Estábamos comiendo unas pizzas en el Mano a Mano. No sé de qué estábamos hablando, pero una de mis hijas encontró alguna excusa para sacar el móvil. Abrió una aplicación, quizá Instagram o Snachap, deslizó la yema del dedo por la pantalla unos segundos y nos mostró la fotografía de una chica en bañador. Era muy delgada, casi esquelética, las clavículas muy marcadas, los muslos finos y separados. «Todos queremos ser como ella», dijo. Yo me enfurecí y les solté un discurso bastante desafortunado sobre cómo las chicas se dejan manipular. No sabía lo que decía ni lo que quería decir. Olvidé que tienen dieciséis años y me limité a remarcar su ingenuidad y mi decepción. Ellas reconocieron que les gustan las cosas que le gustan a todo el mundo y que empiezan a apreciar algo cuando se lo ven a los demás.

Me di cuenta de que debería saber más de esto, que se ha convertido en el gran desafío del presente, como individuos, como sociedad: el caramelo envenenado de la tecnología, un poder oculto que lo sabe todo de nosotros y traduce la vida privada en datos para su venta en el mercado. Cualquiera ha tenido esa sensación por propia experiencia. La pregunta es si nos hemos resignado. Pero antes de hacerlo, deberíamos saber cuál es el precio. ¿Qué obtienen a cambio de facilitarnos la vida? Marta Peirano dice que la mecánica es simple: «Crear servidores que atraen usuarios para observar su comportamiento y usarlo para entrenar algoritmos predictivos de inteligencia artificial que procesan la información de cada individuo y la correlacionan con información estadística, científica, sociológica e histórica para generar modelos de comportamiento como herramienta de control y manipulación de masas». Se transforma la experiencia humana en material apto para la explotación comercial. Utilizan nuestros datos para estructurar el mundo a su medida de una forma en la que la primera víctima es la soberanía personal mediante la subordinación de lo humano a la máquina.

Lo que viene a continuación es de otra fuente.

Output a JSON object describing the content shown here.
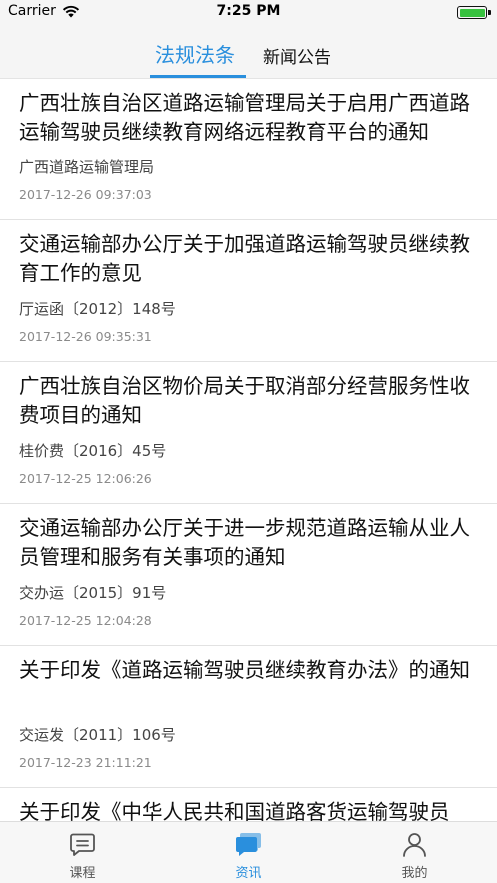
{
  "status_bar": {
    "carrier": "Carrier",
    "time": "7:25 PM"
  },
  "tabs": [
    {
      "label": "法规法条",
      "active": true
    },
    {
      "label": "新闻公告",
      "active": false
    }
  ],
  "items": [
    {
      "title": "广西壮族自治区道路运输管理局关于启用广西道路运输驾驶员继续教育网络远程教育平台的通知",
      "source": "广西道路运输管理局",
      "date": "2017-12-26 09:37:03"
    },
    {
      "title": "交通运输部办公厅关于加强道路运输驾驶员继续教育工作的意见",
      "source": "厅运函〔2012〕148号",
      "date": "2017-12-26 09:35:31"
    },
    {
      "title": "广西壮族自治区物价局关于取消部分经营服务性收费项目的通知",
      "source": "桂价费〔2016〕45号",
      "date": "2017-12-25 12:06:26"
    },
    {
      "title": "交通运输部办公厅关于进一步规范道路运输从业人员管理和服务有关事项的通知",
      "source": "交办运〔2015〕91号",
      "date": "2017-12-25 12:04:28"
    },
    {
      "title": "关于印发《道路运输驾驶员继续教育办法》的通知",
      "source": "交运发〔2011〕106号",
      "date": "2017-12-23 21:11:21"
    },
    {
      "title": "关于印发《中华人民共和国道路客货运输驾驶员"
    }
  ],
  "bottom_nav": [
    {
      "label": "课程",
      "icon": "chat-list-icon",
      "active": false
    },
    {
      "label": "资讯",
      "icon": "chat-bubbles-icon",
      "active": true
    },
    {
      "label": "我的",
      "icon": "person-icon",
      "active": false
    }
  ],
  "colors": {
    "accent": "#2a8fdd",
    "battery": "#37c23f"
  }
}
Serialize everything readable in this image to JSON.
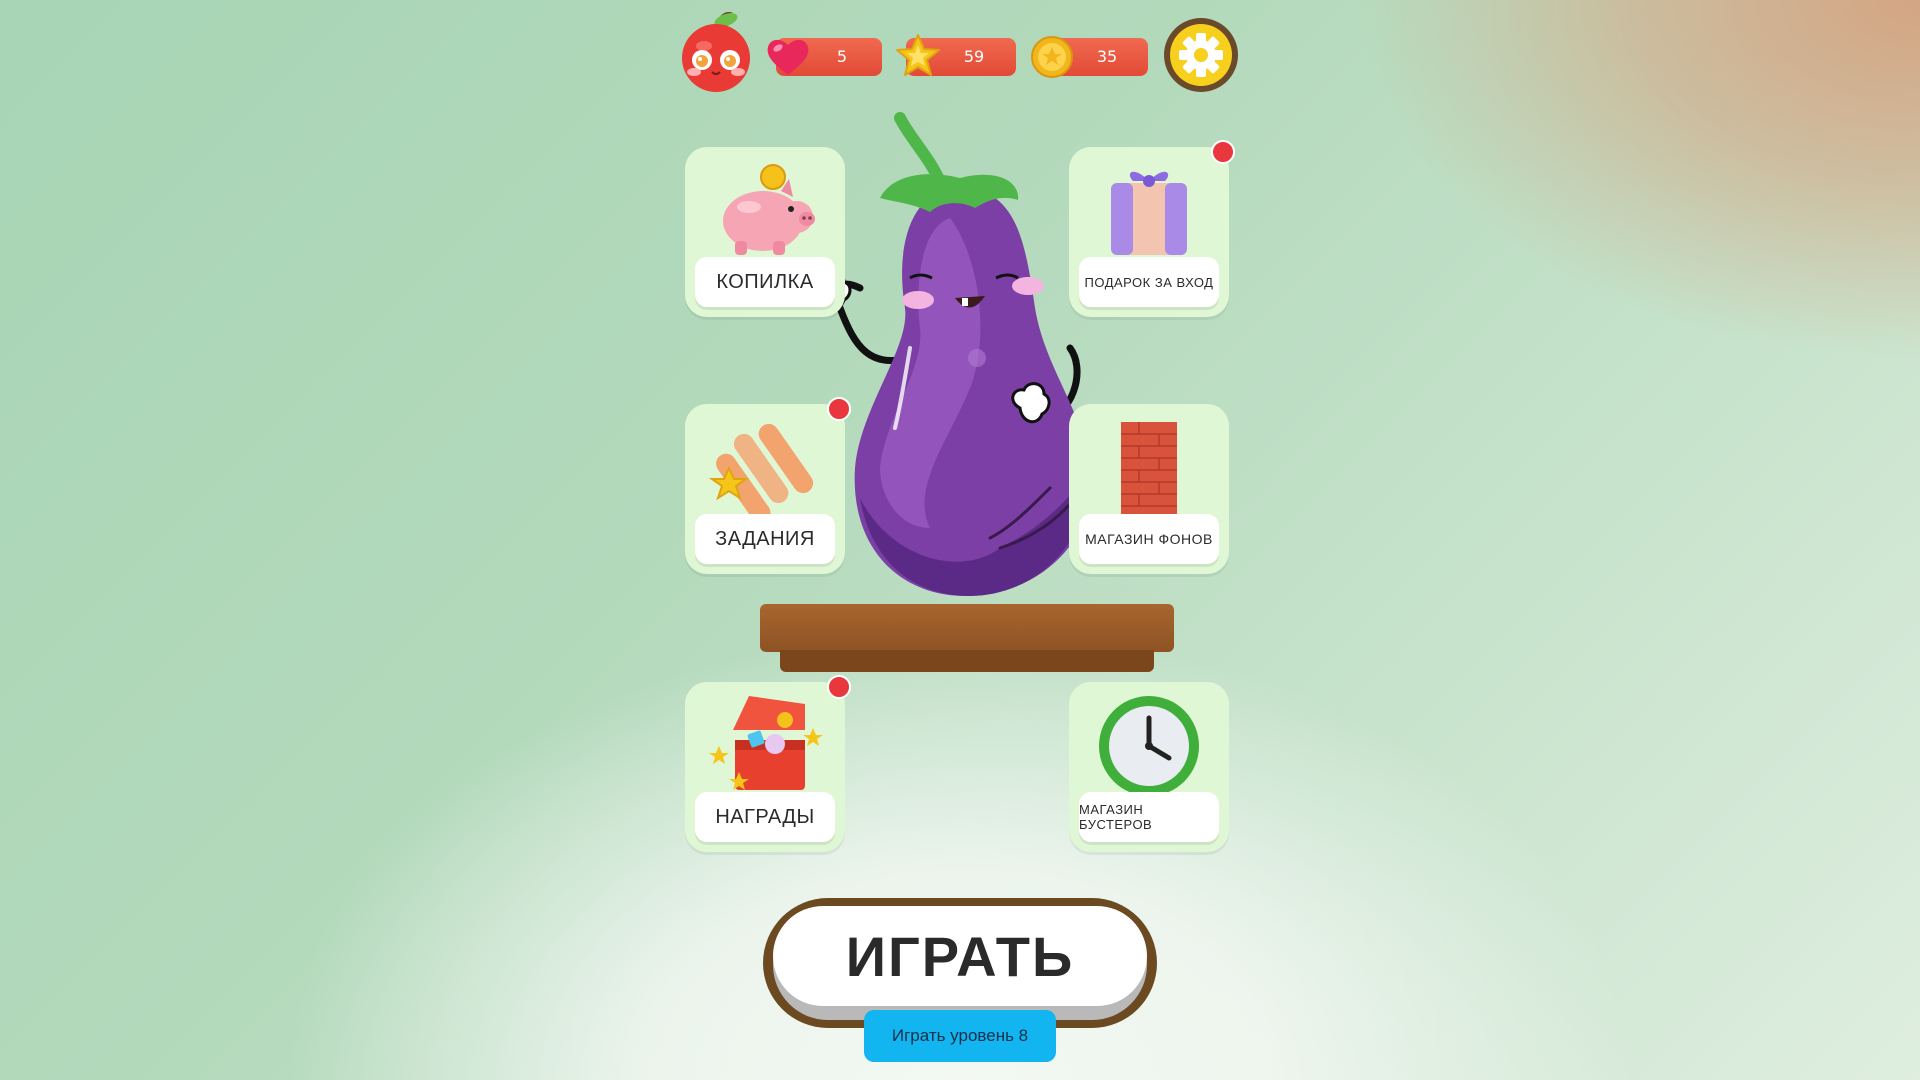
{
  "hud": {
    "lives": "5",
    "stars": "59",
    "coins": "35",
    "icons": [
      "apple-avatar-icon",
      "heart-icon",
      "star-icon",
      "coin-icon",
      "gear-icon"
    ]
  },
  "menu": {
    "piggy_bank": "КОПИЛКА",
    "login_gift": "ПОДАРОК ЗА ВХОД",
    "tasks": "ЗАДАНИЯ",
    "backgrounds_shop": "МАГАЗИН ФОНОВ",
    "rewards": "НАГРАДЫ",
    "boosters_shop": "МАГАЗИН БУСТЕРОВ"
  },
  "play": {
    "label": "ИГРАТЬ",
    "level_label": "Играть уровень 8"
  },
  "colors": {
    "pill": "#e24a36",
    "notification": "#e8383d",
    "card": "#dff7d4",
    "level_button": "#12b5ef",
    "gear": "#f7cf1d"
  }
}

Si es verdad que nuestras vidas están manejadas por un poder que está fuera de nuestro alcance y no comprendemos por qué, el suelo se moverá bajo nuestros pies y las consecuencias serán imprevisibles. Ese es el peligro de aceptar de forma irreflexiva que lo que vemos (la realidad, las instituciones, la conversación pública) solo es un teatro, la función intrascendente con la que nos distraen.

A mí me da miedo que los que saben guarden silencio y que los demás, principalmente los jóvenes, estemos atrapados, sin darnos cuenta de que, a lo mejor, necesitamos cuestionar a fondo nuestra forma de vida.